- Universal Records reissue cover

Studio album by Lil' Troy
- Released: June 29, 1999
- Genre: Southern hip-hop; gangsta rap;
- Length: 54:13
- Label: Short Stop; Me & Mine;
- Producer: Bruce "Grim" Rhodes

Lil' Troy chronology
|  | Sittin' Fat Down South (1999) | Back to Ballin (2001) |

Singles from Sittin' Fat Down South
- "Wanna Be a Baller" Released: 1999;

= Sittin' Fat Down South =

Sittin' Fat Down South is the debut studio album by American rapper and record producer Lil' Troy. It was released in 1999 through Short Stop Records and Me & Mine Entertainment. Produced entirely by Bruce "Grim" Rhodes, it features contributions from Ardis, Bad Co., Lil' Will, Nattie, Scarface, Big Ced, 2 Low, Big Hawk, Big T, Botany Boyz, Fat Pat, Rasheed, Scoopastar, Willie D, Youngsta, King George and Mr. 3-2.

Republic/Universal Records reissued the album on June 29, 1999, which made it to reach number 20 on the Billboard 200 and number 6 on the Top R&B/Hip-Hop Albums charts in the United States. It was certified platinum by the Recording Industry Association of America on October 12, 1999, for selling over a million copies in the US alone.

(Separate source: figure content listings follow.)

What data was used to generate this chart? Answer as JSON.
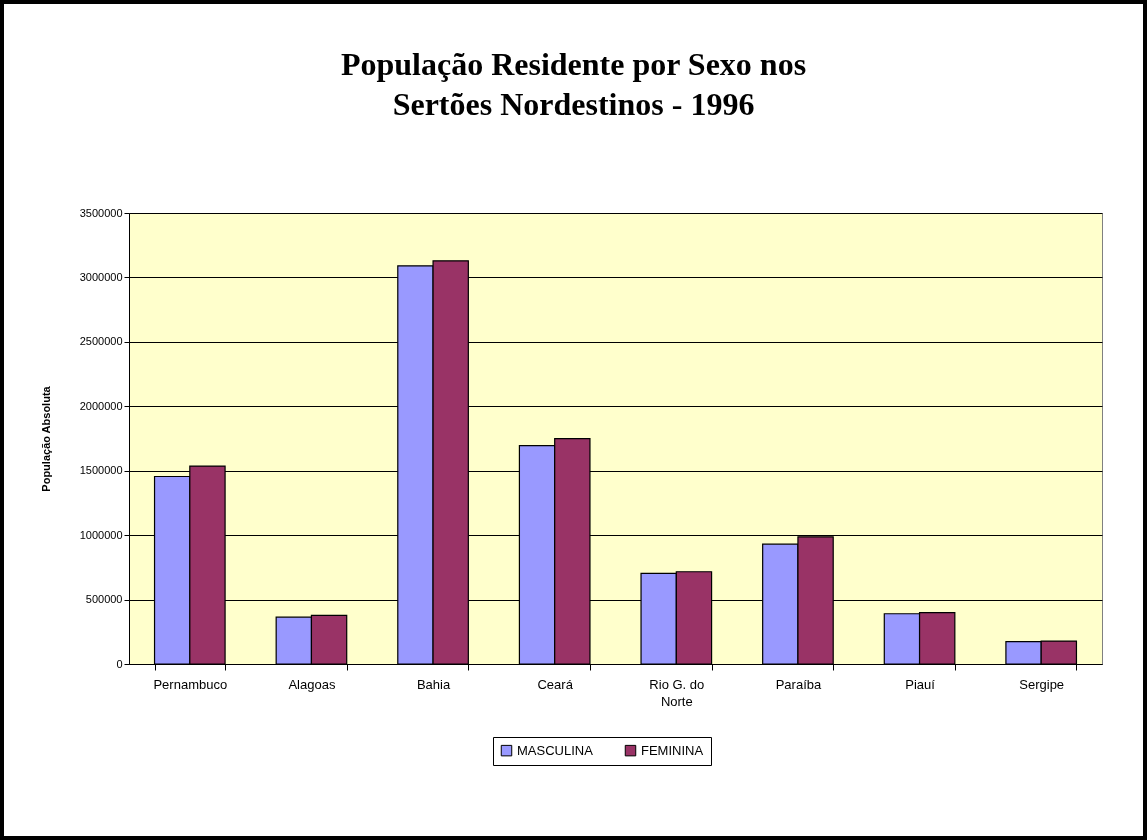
{
  "chart_data": {
    "type": "bar",
    "title": "População Residente por Sexo nos\nSertões Nordestinos - 1996",
    "ylabel": "População Absoluta",
    "categories": [
      "Pernambuco",
      "Alagoas",
      "Bahia",
      "Ceará",
      "Rio G. do Norte",
      "Paraíba",
      "Piauí",
      "Sergipe"
    ],
    "series": [
      {
        "name": "MASCULINA",
        "color": "#9999ff",
        "values": [
          1455000,
          363000,
          3090000,
          1695000,
          703000,
          930000,
          390000,
          173000
        ]
      },
      {
        "name": "FEMININA",
        "color": "#993366",
        "values": [
          1536000,
          378000,
          3129000,
          1749000,
          716000,
          987000,
          398000,
          178000
        ]
      }
    ],
    "ylim": [
      0,
      3500000
    ],
    "yticks": [
      0,
      500000,
      1000000,
      1500000,
      2000000,
      2500000,
      3000000,
      3500000
    ],
    "grid": "y",
    "legend": "bottom"
  }
}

The second single off of the album, "Wanna Be a Baller", peaked at number 70 on the Billboard Hot 100, number 40 on the Hot R&B/Hip-Hop Songs, number 31 on the Hot Rap Songs and number 8 on the Rhythmic Top 40 charts.

Professional ratings
Review scores
| Source | Rating |
| AllMusic | Star Half star |
| The Austin Chronicle | Star |

==Track listing==

- Leftover tracks from the original version
 1. "Lock n da Game" (performed by Mr. 3-2)
 10. "Scarface" (performed by Scarface)
 15. "Don't Fuck wit Us" (performed by King George)

UD-53278
| No. | Title | Length |
|---|---|---|
| 1. | "Intro" | 0:17 |
| 2. | "Thugs Niggas" (performed by 2 Low and Scoopastar) | 3:27 |
| 3. | "Ain't No Luv" (performed by Bad Co., Big Ced and Nattie) | 4:20 |
| 4. | "Wanna Be a Baller" (performed by Yungstar, Fat Pat, Lil' Will, H.A.W.K. and Big T) | 5:55 |
| 5. | "Chop, Chop, Chop" (performed by Botany Boyz, Lil' Troy and Rasheed) | 3:51 |
| 6. | "Small Time" (performed by Lil' Troy, Scarface and Lil' Will) | 3:49 |
| 7. | "Still a Bitch" (performed by Bad Co. and Nattie) | 3:20 |
| 8. | "Where's the Love" (performed by Willie D., Lil' Troy and Ardis) | 4:24 |
| 9. | "Loyal to the Sign" (performed by Ardis and Lil' Troy) | 3:57 |
| 10. | "Another Head Put to Rest" (performed by Scarface) | 5:17 |
| 11. | "Dem Niggas" (performed by Ardis and Lil' Troy) | 3:51 |
| 12. | "Diamond & Gold" (performed by Lil' Will and Lil' Troy) | 2:59 |
| 13. | "Rollin'" (performed by Bad Co., Big Ced and Nattie) | 5:07 |
| 14. | "Wanna Be a Baller (Edit)" | 3:39 |
| Total length: |  | 54:13 |

==Charts==

===Weekly charts===

| Chart (1999) | Peak position |
|---|---|
| US Billboard 200 | 20 |
| US Top R&B/Hip-Hop Albums (Billboard) | 6 |

===Year-end charts===

| Chart (1999) | Position |
|---|---|
| US Billboard 200 | 78 |
| US Top R&B/Hip-Hop Albums (Billboard) | 38 |

==Certifications==

| Region | Certification | Certified units/sales |
| United States (RIAA) | Platinum | 1,000,000^{^} |
^{^} Shipments figures based on certification alone.